In a series of mouse transplantation experiments, [the team found that] Hlf, Runx1t1, Pbx1, Lmo2, Zfp37 and Prdm5, Mycn, and Meis1 were sufficient to robustly reprogram two kinds of blood progenitor cells (pro/pre B cells and common myeloid progenitor cells) into iHSCs. [The] team reprogrammed their source cells by exposing them to viruses containing the genes for all eight factors and a molecular switch that turned the factor genes on in the presence of doxycycline. They then transplanted the exposed cells into recipient mice and activated the genes by giving the mice doxycycline.
The resulting iHSCs were capable of generating the entire blood cell repertoire in the transplanted mice, showing that they had gained the ability to differentiate into all blood lineages. Stem cells collected from those recipients were themselves capable of reconstituting the blood of secondary transplant recipients, proving that the eight-factor cocktail could instill the capacity for self-renewal - a hallmark property of HSCs.

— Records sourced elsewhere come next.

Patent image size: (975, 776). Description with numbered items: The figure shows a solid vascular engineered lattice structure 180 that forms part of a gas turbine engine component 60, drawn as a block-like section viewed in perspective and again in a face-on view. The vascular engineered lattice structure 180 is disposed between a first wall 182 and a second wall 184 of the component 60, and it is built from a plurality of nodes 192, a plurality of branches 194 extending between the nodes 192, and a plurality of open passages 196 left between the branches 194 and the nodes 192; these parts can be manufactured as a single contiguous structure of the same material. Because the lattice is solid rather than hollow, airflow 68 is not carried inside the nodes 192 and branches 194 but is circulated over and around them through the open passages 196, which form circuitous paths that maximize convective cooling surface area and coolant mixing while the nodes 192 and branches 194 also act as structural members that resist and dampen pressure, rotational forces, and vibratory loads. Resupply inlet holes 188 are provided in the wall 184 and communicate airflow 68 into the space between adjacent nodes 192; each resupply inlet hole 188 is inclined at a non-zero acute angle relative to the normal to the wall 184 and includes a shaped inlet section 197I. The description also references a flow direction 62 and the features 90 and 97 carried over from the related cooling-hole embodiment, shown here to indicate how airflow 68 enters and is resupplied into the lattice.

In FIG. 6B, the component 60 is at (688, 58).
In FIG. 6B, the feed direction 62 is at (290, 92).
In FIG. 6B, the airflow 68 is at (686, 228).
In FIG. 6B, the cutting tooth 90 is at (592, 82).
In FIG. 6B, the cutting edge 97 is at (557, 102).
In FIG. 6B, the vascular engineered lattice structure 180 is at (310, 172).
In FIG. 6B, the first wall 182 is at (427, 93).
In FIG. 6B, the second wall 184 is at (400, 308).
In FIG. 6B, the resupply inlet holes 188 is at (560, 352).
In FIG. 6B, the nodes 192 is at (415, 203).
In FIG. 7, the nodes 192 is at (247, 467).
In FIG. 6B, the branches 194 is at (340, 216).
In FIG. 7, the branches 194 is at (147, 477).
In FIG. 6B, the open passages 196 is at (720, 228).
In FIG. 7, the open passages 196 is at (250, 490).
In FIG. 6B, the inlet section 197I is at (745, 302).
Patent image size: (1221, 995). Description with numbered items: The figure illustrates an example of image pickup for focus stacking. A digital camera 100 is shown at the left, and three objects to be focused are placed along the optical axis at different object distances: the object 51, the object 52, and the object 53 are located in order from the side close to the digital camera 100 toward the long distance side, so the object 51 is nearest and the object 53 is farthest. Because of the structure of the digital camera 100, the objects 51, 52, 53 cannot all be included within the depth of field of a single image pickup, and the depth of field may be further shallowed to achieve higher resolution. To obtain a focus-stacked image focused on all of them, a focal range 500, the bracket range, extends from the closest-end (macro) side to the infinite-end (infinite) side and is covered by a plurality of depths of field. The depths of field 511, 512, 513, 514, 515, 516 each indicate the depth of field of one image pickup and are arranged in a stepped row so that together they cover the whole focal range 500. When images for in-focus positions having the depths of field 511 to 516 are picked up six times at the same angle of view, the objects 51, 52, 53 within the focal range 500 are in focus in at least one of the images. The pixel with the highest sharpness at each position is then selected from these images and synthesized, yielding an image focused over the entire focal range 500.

Link: http://www.eurekalert.org/pub_releases/2014-04/bch-srb042214.php
So if they can make these iHSCs in volume the bone marrow part of a bone marrow transplant will no longer be necessary.
I read that currently they currently destroy the patients immune system with chemo/radio therapy, then re-seed the bone marrow with the extracted HSCs. i'm wondering if there is an overlap between the SENS goal of reducing the memory T cell pool (without something so dangerous as chemo/radiotherapy) and developing a safer means of completely wiping out the immune system in bone marrow transplants.
Hopefully negating the bone marrow extraction part will lead to more research on destroying immune cells safely.